Сегодня в Москве происходит событие, которого ждали так давно, что почти перестали в него верить: торжественное открытие Третьяковской галереи в Лаврушинском переулке, за которым наконец последует ее открытие для широкой публики. В новом здании, построенном на месте старого, разместилась вся прежняя экспозиция музея в значительно расширенном виде.
Почти десятилетнее отсутствие Третьяковки привело к результатам печальным: содержание понятия "русское искусство" стало неопределенным и произвольным. В отсутствие эталонных образцов отечественной классики "национальной традицией" стали называть все подряд. В наши дни банк может включить в свою коллекцию и торжественно выставить даже не третьеразрядную, а просто запредельно скверную работу, украшенную подписью известного передвижника: поскольку нет возможности сопоставить ее с лучшими произведениями того же автора, она предстает жемчужиной русского искусства. Таможенники публично сокрушаются, что за границу уплывают наши сокровища, — на же деле оказывается, что речь идет о салонных пейзажах Клевера да вполне рядовых картинах Айвазовского, каковых на территории одной только России тысячи. Как выглядят настоящие шедевры отечественного искусства, в свое время выслеженные и купленные Третьяковым, нам, к сожалению, давно не приходилось видеть. Третьяковка старалась время от времени выставлять хотя бы отдельные свои экспонаты, однако это не давало необходимой "симфоничности" картины русского искусства, где за первыми именами должны следовать вторые и пятые, где должны быть пионеры и последователи, шедевры и просто вещи любопытные и забавные — должно быть пространство сравнения, которое и составляет пространство культуры. К счастью, все это позади, и теперь увидеть живопись русской школы можно будет не только на конфетной коробке.
Вновь открытая Третьяковка есть по сути дела новый музей, по своей технической оснащенности самый современный в России: сложнейшая система музейной охраны и автоматического тушения пожара, полный искусственный климат, освещение, имитирующее дневной свет (оно еще не полностью готово), даже единственный в стране подъемник для инвалидов, который более всего остального свидетельствует, что мы и в музейной сфере вступаем в полосу цивилизованного развития. И все-таки большинством открытие Третьяковки воспринимается как реставрация чего-то старого и знакомого. Этого стихийного консерватизма не чужды и сами сотрудники музея, поэтому экспозиция во многих разделах осталась практически такой, какой была в последние годы до закрытия.

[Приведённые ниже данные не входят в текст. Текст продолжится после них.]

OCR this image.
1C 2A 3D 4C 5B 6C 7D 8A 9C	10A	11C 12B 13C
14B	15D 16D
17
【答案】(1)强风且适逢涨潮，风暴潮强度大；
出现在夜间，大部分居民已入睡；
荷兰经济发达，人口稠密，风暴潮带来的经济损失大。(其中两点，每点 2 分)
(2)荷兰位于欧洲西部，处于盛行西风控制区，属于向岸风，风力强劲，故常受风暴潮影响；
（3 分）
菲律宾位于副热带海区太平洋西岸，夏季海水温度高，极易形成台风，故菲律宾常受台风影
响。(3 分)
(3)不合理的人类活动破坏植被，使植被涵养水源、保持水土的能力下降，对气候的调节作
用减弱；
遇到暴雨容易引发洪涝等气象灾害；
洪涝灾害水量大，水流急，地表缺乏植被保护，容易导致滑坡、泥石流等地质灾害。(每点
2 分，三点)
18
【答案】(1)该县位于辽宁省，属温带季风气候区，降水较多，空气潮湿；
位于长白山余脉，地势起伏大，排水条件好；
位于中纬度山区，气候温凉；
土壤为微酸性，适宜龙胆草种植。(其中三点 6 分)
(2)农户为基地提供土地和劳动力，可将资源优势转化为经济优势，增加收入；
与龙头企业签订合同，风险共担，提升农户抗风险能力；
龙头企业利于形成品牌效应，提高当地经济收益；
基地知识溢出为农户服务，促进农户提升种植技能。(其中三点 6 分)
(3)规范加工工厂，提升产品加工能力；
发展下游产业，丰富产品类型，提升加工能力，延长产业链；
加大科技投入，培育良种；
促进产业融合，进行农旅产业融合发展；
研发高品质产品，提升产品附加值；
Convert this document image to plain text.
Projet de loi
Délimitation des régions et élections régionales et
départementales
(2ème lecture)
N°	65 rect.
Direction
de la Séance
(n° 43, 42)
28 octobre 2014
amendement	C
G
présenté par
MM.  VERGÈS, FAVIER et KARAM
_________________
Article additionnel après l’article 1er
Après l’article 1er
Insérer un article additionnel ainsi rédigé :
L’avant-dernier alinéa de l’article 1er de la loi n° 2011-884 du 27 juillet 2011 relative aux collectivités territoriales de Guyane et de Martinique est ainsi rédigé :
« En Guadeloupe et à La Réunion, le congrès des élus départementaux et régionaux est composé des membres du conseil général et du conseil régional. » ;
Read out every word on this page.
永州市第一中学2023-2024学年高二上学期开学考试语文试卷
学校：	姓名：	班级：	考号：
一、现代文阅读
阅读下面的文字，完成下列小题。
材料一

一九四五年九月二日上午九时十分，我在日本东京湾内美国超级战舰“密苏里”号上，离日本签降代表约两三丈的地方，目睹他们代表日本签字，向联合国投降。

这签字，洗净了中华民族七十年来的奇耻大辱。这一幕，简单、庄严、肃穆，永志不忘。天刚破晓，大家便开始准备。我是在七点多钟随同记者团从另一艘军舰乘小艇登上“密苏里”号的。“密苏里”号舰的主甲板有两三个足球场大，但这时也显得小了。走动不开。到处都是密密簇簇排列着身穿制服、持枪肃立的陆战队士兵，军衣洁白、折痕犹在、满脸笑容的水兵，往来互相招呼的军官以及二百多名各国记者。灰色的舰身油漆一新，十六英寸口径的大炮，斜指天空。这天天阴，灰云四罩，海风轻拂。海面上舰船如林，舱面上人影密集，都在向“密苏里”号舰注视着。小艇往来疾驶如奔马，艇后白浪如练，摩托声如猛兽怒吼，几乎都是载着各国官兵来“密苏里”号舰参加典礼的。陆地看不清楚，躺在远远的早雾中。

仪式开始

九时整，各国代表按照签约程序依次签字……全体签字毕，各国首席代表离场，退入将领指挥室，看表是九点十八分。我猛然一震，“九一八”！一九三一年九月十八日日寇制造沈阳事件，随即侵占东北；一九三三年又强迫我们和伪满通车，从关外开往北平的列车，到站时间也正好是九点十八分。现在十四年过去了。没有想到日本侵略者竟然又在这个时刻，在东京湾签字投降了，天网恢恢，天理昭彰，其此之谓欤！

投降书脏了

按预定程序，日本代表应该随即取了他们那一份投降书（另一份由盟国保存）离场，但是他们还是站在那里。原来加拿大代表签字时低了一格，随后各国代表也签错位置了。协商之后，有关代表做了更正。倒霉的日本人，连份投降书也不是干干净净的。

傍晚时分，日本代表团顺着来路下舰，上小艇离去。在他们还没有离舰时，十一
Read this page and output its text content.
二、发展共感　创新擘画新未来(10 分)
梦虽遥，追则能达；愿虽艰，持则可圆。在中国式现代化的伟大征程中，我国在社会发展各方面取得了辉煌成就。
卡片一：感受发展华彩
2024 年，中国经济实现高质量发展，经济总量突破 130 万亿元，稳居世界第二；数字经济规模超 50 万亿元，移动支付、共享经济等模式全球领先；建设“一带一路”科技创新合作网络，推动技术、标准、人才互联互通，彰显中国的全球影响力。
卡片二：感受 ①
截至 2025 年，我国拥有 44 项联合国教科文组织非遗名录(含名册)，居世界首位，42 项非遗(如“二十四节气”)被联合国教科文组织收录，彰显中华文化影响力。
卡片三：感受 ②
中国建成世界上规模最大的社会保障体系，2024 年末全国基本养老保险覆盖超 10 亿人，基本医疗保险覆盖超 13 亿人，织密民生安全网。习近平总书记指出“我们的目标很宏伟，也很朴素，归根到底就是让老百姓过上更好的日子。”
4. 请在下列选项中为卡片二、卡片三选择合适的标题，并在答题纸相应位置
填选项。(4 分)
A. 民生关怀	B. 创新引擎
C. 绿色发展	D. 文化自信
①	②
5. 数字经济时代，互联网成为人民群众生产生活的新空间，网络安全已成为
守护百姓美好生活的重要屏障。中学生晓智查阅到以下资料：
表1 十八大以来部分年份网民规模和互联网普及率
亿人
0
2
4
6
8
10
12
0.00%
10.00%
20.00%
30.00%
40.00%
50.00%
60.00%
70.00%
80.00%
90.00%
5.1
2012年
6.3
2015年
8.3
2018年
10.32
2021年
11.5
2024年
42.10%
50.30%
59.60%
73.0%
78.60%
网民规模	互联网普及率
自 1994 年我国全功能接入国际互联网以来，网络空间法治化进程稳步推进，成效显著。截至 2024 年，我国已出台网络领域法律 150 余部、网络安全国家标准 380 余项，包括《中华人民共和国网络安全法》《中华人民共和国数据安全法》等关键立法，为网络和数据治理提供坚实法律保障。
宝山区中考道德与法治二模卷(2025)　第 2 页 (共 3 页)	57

От старой Третьяковки сохранилась развеска в два ряда — не лучшая экспозиционная традиция, рассчитанная на ныне почти вымерших людей со снайперским зрением. Почему-то считается, что такая развеска органична для русских картин XIX века — как будто они не выдерживают тет-а-тета со зрителем. Третьяков, действительно, развешивал свои картины "шпалерами", но — будем честны — нынешняя Третьяковка уже очень далека от того домика, во дворе которого цвела сирень в середине прошлого века. Дворик застроен, многие залы приобрели нечеловечески гигантский масштаб, мрамор преобладает над деревом, и галерея уже совсем не похожа на обитаемое жилище, а похожа на нормальный музей конца ХХ века.
Правда, реконструкция шла слишком долго, и частично новая галерея стала памятником советского помпезного стиля. Режут глаз заказанные еще в начале 80-х годов чудовищные декоративные арки перед входом и люстры на лестнице, достойные разве что ресторанов позднебрежневского периода. Не отличается цивилизованностью и прием насильственного переобувания зрителей в тапочки при отсутствии антикварного паркета, который один лишь может оправдать подобный faux pas.
Экспозиция галереи стала более запутанной, но и более полной. Прежний "круговой обход" утрачен, залов стало на десяток больше, среди них есть и чисто скульптурные. Показаны некоторые неизвестные зрителю вещи — например, врубелевская "Принцесса Греза" размером 16 х 8 метров — полотно, которое выставлялось только один раз, на Нижегородской ярмарке 1896 года. Среди других новшеств — огромное историческое полотно Перова "Никита Пустосвят" на сюжет из истории русского раскола и его же "Христос в Гефсиманском саду", эскиз Васнецова к росписям Владимирского собора в Киеве, портрет Николая II кисти Серова, а также множество недостаточно известных произведений конца XIX — начала ХХ века (например, целая серия ранних работ Борисова-Мусатова). Шире, чем раньше, показана и салонная живопись XIX века.
Раздел икон, как и в прежней Третьяковке, изъят из хронологической вереницы залов и располагается отдельным блоком (площадь которого увеличилась) по соседству с живописью начала ХХ века. Это несколько модернизирует иконы в духе декоративных панно Петрова-Водкина, но соответствует истории их возникновения в музейном пространстве — они были "открыты" как раз на рубеже веков и, разумеется, не входили в коллекцию Третьякова, так как не считались произведениями искусства. Это, пожалуй, единственный раздел, в котором применен выразительный и умеренно современный музейный дизайн. Живопись XVIII — первой половины XIX века традиционно экспонирована на зеленых фонах, имитирующих неразрывную связь картин с интерьером дворца (не всем портретам, однако, этот фон пошел на пользу). Начиная со второй половины века искусство более органично ощущает себя в нейтральной "белой" среде выставки или галереи.
Самым большим новшеством явился раздел графики, экспонирование которой требует таких специфических условий, что галерея прежде со спокойной совестью не выставляла свою графику вообще. Теперь она показана в шести специальных затененных залах и "вахтовым методом" — произведение может находиться на публике не более чем три-четыре месяца подряд.
Заканчивается новая старая Третьяковка несколько невнятно — зал авангарда почему-то лишен свойственной ему великолепной патетики, способной "держать" любую стену. Возможно, это связано с отсутствием некоторых важных вещей, которые странствуют по международным выставкам, но в целом раздел авангарда смотрится как-то сиротливо. Глядя на него в этих стенах, понимаешь сторонников создания в помещении на Крымском валу (разумеется, после его радикальной и безжалостной модернизации) музея русского искусства ХХ века. Начать экспозицию в здании на Крымском примерно с 1907-го, а не с 1917 года позволило бы не разрывать большинство монографических экспозиций и вообще было бы довольно логично: глядишь, возник бы новый музей, продолжающий главную идею Павла Михайловича Третьякова — собирать современное ему искусство. Что же касается старой Третьяковки, то в память об этой идее не помешали бы залы, реконструирующие, конечно, не "шпалерную" развеску, но саму логику приобретений первого ценителя актуального искусства в России.
ЕКАТЕРИНА Ъ-ДЕГОТЬ
С 7 апреля галерея открыта ежедневно, кроме понедельника, с 10 до 19 часов.